CodePudding user response:
You can also use np.unique with return_counts=True, and just convert it to a dict with dict zip:
dct = dict(zip(*np.unique(my_array, return_counts=True)))
Output:
>>> dct
{'a': 3, 'c': 2}
For smaller arrays, Lucas's answer is faster, but for large arrays, numpy is much more efficient.
CodePudding user response:
If my_array has a typical length of about 10 or more, it can be worthwhile to convert your array to the integers [0, 1, 2] and then apply bincount().
Here's an example with your my_array:
In [31]: my_array = np.array(["a", "a", "c", "c", "a"])
In [32]: b = my_array.view(np.int32) - ord('a')
In [33]: b
Out[33]: array([0, 0, 2, 2, 0], dtype=int32)

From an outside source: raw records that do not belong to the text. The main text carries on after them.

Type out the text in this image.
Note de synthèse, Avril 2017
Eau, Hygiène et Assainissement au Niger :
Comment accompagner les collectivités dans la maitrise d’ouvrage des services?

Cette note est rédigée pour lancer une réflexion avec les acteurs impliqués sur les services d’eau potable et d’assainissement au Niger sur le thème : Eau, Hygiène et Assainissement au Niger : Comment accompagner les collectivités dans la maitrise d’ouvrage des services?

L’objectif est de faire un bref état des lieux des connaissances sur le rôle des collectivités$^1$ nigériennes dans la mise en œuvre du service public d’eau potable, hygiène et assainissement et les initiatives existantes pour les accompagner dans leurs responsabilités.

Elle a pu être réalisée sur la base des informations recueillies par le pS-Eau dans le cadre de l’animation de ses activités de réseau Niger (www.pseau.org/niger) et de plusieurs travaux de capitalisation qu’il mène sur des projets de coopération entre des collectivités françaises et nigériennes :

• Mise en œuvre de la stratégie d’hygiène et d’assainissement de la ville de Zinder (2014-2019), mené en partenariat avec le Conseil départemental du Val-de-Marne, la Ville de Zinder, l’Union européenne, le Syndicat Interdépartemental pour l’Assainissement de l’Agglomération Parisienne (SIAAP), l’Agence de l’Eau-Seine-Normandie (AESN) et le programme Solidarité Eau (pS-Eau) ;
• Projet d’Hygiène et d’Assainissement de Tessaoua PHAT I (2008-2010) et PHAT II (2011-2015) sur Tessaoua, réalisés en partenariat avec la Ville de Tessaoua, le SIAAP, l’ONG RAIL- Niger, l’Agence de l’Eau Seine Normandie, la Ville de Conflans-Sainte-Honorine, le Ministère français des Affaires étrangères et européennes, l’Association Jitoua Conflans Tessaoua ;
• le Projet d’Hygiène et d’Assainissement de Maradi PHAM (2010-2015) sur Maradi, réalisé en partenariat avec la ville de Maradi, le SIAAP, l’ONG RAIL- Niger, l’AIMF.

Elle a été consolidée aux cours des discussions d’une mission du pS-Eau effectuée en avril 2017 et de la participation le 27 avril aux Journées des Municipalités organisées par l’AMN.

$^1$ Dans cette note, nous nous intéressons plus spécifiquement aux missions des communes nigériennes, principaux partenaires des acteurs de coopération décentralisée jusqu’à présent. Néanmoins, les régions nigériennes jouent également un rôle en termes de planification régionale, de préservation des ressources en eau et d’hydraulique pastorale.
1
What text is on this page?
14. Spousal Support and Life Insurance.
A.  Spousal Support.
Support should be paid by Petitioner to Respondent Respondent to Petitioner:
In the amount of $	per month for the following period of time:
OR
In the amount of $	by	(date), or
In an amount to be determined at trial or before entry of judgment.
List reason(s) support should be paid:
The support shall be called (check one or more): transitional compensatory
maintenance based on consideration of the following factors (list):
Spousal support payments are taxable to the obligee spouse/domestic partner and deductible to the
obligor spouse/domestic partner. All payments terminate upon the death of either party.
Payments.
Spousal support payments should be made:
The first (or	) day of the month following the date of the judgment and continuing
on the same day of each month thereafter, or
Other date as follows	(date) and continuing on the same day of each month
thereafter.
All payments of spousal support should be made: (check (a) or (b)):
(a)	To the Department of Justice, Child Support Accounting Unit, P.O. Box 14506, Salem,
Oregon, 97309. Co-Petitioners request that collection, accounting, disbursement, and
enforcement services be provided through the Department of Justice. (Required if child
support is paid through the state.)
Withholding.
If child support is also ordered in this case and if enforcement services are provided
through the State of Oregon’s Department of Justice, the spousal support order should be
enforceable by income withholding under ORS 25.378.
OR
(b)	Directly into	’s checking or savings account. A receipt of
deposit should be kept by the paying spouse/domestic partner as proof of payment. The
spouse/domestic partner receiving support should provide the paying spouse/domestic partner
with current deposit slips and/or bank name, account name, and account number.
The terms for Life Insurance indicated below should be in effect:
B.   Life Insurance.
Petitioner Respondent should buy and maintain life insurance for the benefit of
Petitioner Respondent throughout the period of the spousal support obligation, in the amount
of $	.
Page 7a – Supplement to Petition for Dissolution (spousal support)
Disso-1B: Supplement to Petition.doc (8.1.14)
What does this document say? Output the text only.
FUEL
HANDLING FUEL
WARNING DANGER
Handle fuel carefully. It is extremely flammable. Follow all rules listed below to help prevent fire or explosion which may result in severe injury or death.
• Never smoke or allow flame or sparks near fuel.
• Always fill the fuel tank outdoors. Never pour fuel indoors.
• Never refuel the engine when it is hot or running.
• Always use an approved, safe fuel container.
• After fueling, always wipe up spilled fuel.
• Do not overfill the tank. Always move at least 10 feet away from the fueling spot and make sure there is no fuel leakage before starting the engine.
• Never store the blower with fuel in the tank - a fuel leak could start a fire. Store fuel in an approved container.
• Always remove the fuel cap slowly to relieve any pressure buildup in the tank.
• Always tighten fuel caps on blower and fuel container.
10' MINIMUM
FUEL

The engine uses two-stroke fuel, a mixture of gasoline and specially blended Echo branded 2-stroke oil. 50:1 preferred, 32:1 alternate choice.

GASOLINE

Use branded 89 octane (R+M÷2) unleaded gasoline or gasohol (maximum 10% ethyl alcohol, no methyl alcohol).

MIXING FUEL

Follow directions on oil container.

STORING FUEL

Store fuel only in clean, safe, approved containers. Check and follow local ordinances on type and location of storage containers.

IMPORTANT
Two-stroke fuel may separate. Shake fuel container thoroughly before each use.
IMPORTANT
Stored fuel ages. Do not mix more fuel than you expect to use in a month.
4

In [34]: np.bincount(b, minlength=3)
Out[34]: array([3, 0, 2])
Here's a timing comparison of that method and collections.Counter using an input with length 100:
In [34]: rng = np.random.default_rng()
In [35]: a = rng.choice(['a', 'a', 'b', 'c'], size=100)
In [36]: %timeit Counter(a)
32.1 µs ± 723 ns per loop (mean ± std. dev. of 7 runs, 10000 loops each)
In [37]: %timeit b = a.view(np.int32) - ord('a'); np.bincount(b, minlength=3)
3.86 µs ± 50.7 ns per loop (mean ± std. dev. of 7 runs, 100000 loops each)
The approach with bincount() is much faster.
It is also faster than using np.unique() with the parameter return_counts=True:
In [41]: %timeit values, counts = np.unique(a, return_counts=True)
19.7 µs ± 274 ns per loop (mean ± std. dev. of 7 runs, 100000 loops each)